Page Speed – the good news:
The good news is that our friends at Google made a tool available to help us test. There are, however, certain factors which we control and others we do not control. Let’s take a look at this. I am using our test site for purposes of this article:
Simply go to the Google speed test tool and enter your URL (website address).
Click on Analyze and Google will not only display results but tell you what to fix:
Leverage browser caching:
In our results, we have to fix two issues – browser caching and we have to reduce our server response time.
When I click on the Leverage browser caching, I get a list of links causing the page to load slow.
The links, are however, not links from my site. They are external links and there is not much one can do to fix this, as the links are external. Having said that, I will look into using alternative sources or move / change links, in order to gain control without loosing the functionality on my site.
This might take a bit of time but I am not going to break my head about that right now. 92/100 is a pretty good score for the test site.
Reduce server response time:
The second issue with my test site, is the server response time. The site loads in 0.32 seconds (which is less than the 1 second they require), but digging deeper, I note that Google wants my site to load in 0.002 seconds.
It is recommended to also test your site from various destinations, using a tool such as Pingdom or GT Metrix.

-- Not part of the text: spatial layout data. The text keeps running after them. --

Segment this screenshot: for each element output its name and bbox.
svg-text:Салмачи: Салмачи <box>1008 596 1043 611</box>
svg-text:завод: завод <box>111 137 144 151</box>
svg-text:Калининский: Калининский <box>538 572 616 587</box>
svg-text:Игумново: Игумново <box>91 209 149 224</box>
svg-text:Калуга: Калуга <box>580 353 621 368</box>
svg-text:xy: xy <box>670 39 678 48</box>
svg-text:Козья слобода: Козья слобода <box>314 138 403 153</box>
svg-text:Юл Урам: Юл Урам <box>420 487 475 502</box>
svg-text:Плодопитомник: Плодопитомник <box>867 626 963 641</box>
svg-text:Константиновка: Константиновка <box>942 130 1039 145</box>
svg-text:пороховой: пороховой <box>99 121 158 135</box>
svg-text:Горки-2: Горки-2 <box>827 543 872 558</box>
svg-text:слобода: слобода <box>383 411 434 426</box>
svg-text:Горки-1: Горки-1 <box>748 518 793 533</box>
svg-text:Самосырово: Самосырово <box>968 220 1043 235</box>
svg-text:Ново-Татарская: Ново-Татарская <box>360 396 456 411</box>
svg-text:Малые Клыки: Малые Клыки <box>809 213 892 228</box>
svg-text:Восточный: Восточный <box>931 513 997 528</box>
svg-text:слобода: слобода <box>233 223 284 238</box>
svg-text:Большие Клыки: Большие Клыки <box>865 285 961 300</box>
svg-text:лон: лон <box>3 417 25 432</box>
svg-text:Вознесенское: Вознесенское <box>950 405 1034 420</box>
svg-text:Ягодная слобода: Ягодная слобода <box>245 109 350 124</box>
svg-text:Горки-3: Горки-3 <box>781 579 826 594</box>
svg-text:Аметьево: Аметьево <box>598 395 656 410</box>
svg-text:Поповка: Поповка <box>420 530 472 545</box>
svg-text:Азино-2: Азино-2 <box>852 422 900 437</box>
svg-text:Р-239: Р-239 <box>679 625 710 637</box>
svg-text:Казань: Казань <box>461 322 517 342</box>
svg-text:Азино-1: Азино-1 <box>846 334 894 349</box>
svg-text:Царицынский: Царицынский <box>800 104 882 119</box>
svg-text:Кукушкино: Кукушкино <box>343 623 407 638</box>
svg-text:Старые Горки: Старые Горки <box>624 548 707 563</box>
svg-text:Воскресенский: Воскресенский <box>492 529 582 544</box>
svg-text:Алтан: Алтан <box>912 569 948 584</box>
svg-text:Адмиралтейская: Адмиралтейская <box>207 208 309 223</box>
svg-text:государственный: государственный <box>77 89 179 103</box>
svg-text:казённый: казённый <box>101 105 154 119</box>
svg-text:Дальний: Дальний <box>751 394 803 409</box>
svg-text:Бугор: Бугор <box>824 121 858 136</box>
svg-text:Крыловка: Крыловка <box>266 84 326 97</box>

There is always the option to move the site to better hosting companies but we all have hosting agreements which we have to honor. This test is something we will work on but we are not going to stop business because of it.
Take away and conclusion:
Speed and user experience matters. Whether you are the content marketer, marketing manager, web developer or CEO of the company, it matters. Work as a team to resolve these issues. Google is very helpful and tells you how to do it on their insights pages.
With all the research I did to try and obtain a 100% score, I learned that it is nearly impossible if you use CMS systems such as WordPress (or any other CMS tools). One should also not obsess about the score. It is however, helpful and good practice to sort out the potential issues that could slow down your website.
There will be elements you control and elements you do not control. Fix what you can and just try to keep within the 70-90 page score the gurus talk about. Always get a second opinion by using alternative page speed tools such as pingdom or GT metrix.
Page Speed is not only important for Google, but also to Bing. I think Bing actually explain the balance between page speed and user experience very well:
Slow load times can lead to a visitor simply leaving your website, seeking their information elsewhere. If they came from our search results that may appear to us to be an unsatisfactory result that we showed. Faster is better, but take care to balance absolute page load speed with a positive, useful user experience.